Rédigé le 16/02/2021
Sylvain LADOIRE

Les résultats des cohortes docétaxel + anti PD-1 émanant de 2 essais de phase II (cohorte B de l’étude KEYNOTE-365 (avec le Pembrolizumab), et étude CheckMate 9KD (avec le Nivolumab)) viennent d’être présentés à l’ASCO-GU virtuel 2021. Ces associations avec le docétaxel (75 mg/m2 toutes les 3 semaines) concernaient des patients traités pour un mCPRC.

 

L’association semble faisable, avec un profil de toxicité essentiellement lié au docétaxel. 45% des patients environ ont présenté des effets secondaires de grade 3-5

Il faut quand même signaler que 5 patients de l’étude Keynote 365 (sur 104) et 3 (sur 84) patients de l’étude CheckMate 9KD sont décédés de toxicités liées au traitement, dont 3 patients des suites d’une toxicité pulmonaire considérée comme en rapport avec l’immunothérapie.

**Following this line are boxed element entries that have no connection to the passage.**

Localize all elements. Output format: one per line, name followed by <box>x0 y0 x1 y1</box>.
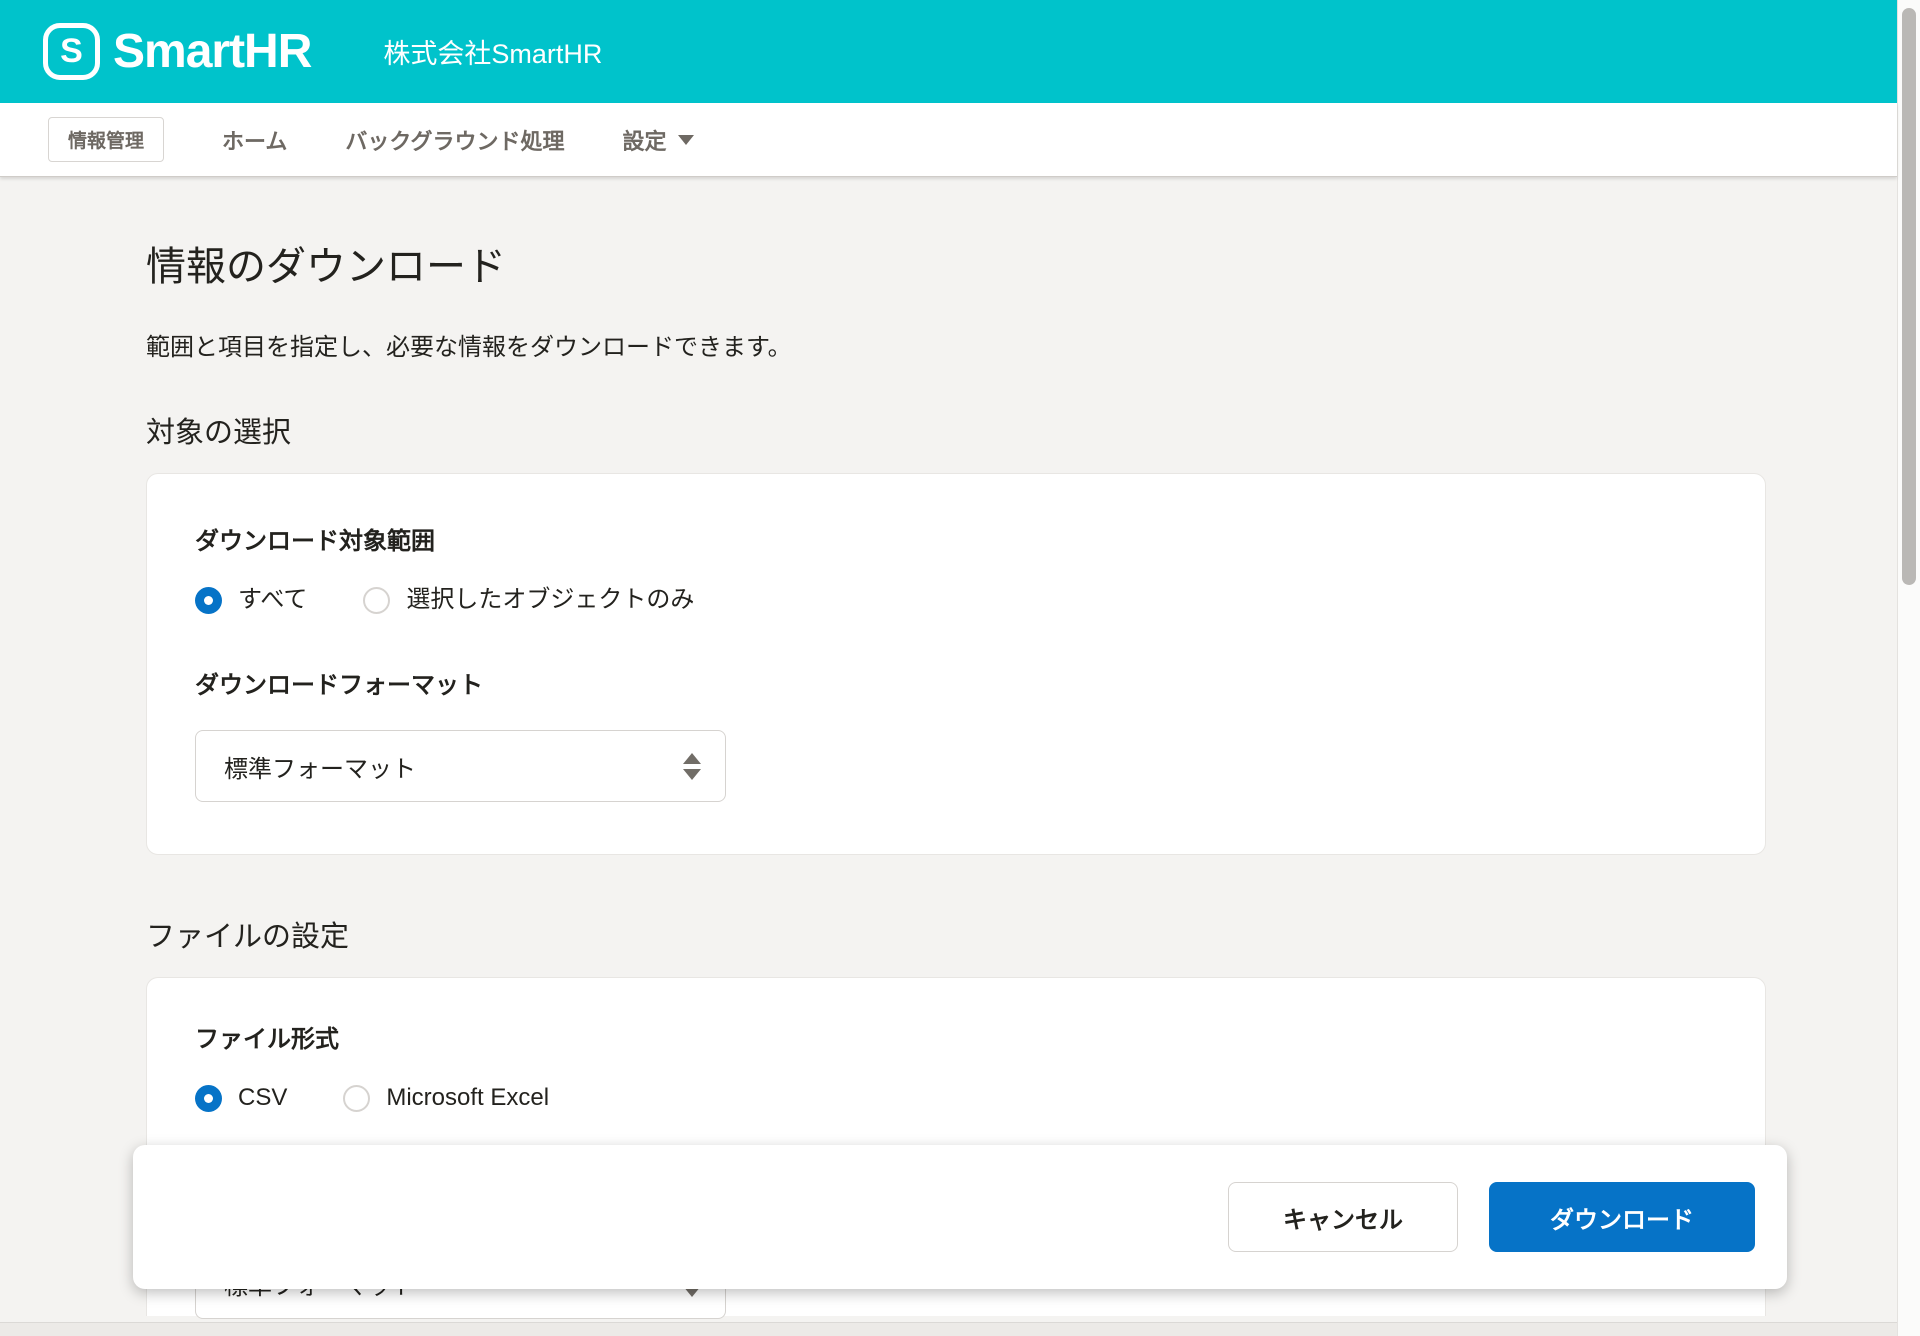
floating-action-bar: キャンセル ダウンロード <box>133 1145 1787 1289</box>
section-heading-target: 対象の選択 <box>146 413 1766 453</box>
select-arrows-icon <box>683 753 701 780</box>
page-title: 情報のダウンロード <box>146 177 1766 291</box>
radio-option-csv[interactable]: CSV <box>195 1080 287 1116</box>
company-name: 株式会社SmartHR <box>383 32 602 71</box>
nav-item-settings[interactable]: 設定 <box>622 124 693 156</box>
radio-option-csv-label: CSV <box>238 1080 287 1116</box>
target-selection-card: ダウンロード対象範囲 すべて 選択したオブジェクトのみ ダウンロードフォーマット… <box>146 473 1766 855</box>
radio-option-selected-objects-label: 選択したオブジェクトのみ <box>406 582 694 618</box>
nav-current-app-chip[interactable]: 情報管理 <box>48 117 164 162</box>
page-scroll-area: S SmartHR 株式会社SmartHR 情報管理 ホーム バックグラウンド処… <box>0 0 1897 1336</box>
nav-item-background-jobs[interactable]: バックグラウンド処理 <box>345 124 564 156</box>
vertical-scrollbar[interactable] <box>1897 0 1920 1336</box>
radio-option-excel-label: Microsoft Excel <box>386 1080 549 1116</box>
download-format-label: ダウンロードフォーマット <box>195 668 1717 704</box>
nav-item-settings-label: 設定 <box>622 124 666 156</box>
radio-option-all-label: すべて <box>238 582 307 618</box>
download-button[interactable]: ダウンロード <box>1489 1182 1755 1252</box>
download-range-label: ダウンロード対象範囲 <box>195 524 1717 560</box>
cancel-button[interactable]: キャンセル <box>1228 1182 1458 1252</box>
smarthr-logo-text: SmartHR <box>113 24 311 79</box>
page-lead: 範囲と項目を指定し、必要な情報をダウンロードできます。 <box>146 331 1766 365</box>
download-range-radio-group: すべて 選択したオブジェクトのみ <box>195 582 1717 618</box>
app-window: S SmartHR 株式会社SmartHR 情報管理 ホーム バックグラウンド処… <box>0 0 1920 1336</box>
smarthr-logo[interactable]: S SmartHR <box>43 23 311 80</box>
radio-option-selected-objects[interactable]: 選択したオブジェクトのみ <box>363 582 694 618</box>
viewport-bottom-edge <box>0 1322 1897 1336</box>
download-format-select-value: 標準フォーマット <box>224 749 416 784</box>
section-heading-file: ファイルの設定 <box>146 917 1766 957</box>
file-type-label: ファイル形式 <box>195 1022 1717 1058</box>
radio-unselected-icon[interactable] <box>363 587 390 614</box>
radio-selected-icon[interactable] <box>195 587 222 614</box>
download-format-select[interactable]: 標準フォーマット <box>195 730 726 802</box>
radio-selected-icon[interactable] <box>195 1085 222 1112</box>
file-type-radio-group: CSV Microsoft Excel <box>195 1080 1717 1116</box>
app-nav: 情報管理 ホーム バックグラウンド処理 設定 <box>0 103 1897 177</box>
vertical-scrollbar-thumb[interactable] <box>1902 8 1916 585</box>
app-header: S SmartHR 株式会社SmartHR <box>0 0 1897 103</box>
chevron-down-icon <box>678 135 694 145</box>
radio-option-excel[interactable]: Microsoft Excel <box>343 1080 549 1116</box>
radio-unselected-icon[interactable] <box>343 1085 370 1112</box>
radio-option-all[interactable]: すべて <box>195 582 307 618</box>
smarthr-logo-icon: S <box>43 23 100 80</box>
nav-item-home[interactable]: ホーム <box>222 124 287 156</box>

Du point de vue de l’efficacité, on notait respectivement dans l’étude KEYNOTE-365 (avec le Pembrolizumab) et dans l’étude CheckMate 9KD (avec le Nivolumab) :

  • Des taux de réponse objective (chez les patients avec une maladie mesurable)

  • Une rPFS médiane de 8.5 et 9 mois

  • Une réponse PSA >50% dans 43.7% et 46.9%

  • Une OS médiane de 20.2 et 18.2 mois

Ces résultats d’efficacité peuvent être qualifiés d’encourageant (avec quand même une surveillance particulière des toxicités pulmonaires), mais ne semblent finalement pas très supérieurs aux résultats historiques des bras docétaxel seul des anciens essais randomisés, puisqu’on rappelle que jusqu’à présent, aucun essai de phase 3 d’association au docétaxel n’a montré sa supériorité au docétaxel seul au stade de mCPRC. Néanmoins, deux études de phase III (Keynote-921 et CheckMate 7DX) sont en cours pour tenter de démontrer la supériorité de l’association docetaxel + anti-PD-1 versus docetaxel seul chez les patients mCRPC pré-traités par une hormonothérapie de nouvelle génération.

Le souci est toujours le même, à savoir l’absence de l’identification très claire des patients susceptibles de tirer le plus de bénéfice d’une immunothérapie (TMB high ? MSI ? mutation CDK12 ? anomalie de la recombinaison homologue ?) au sein d’une maladie aussi hétérogène que le mCPRC.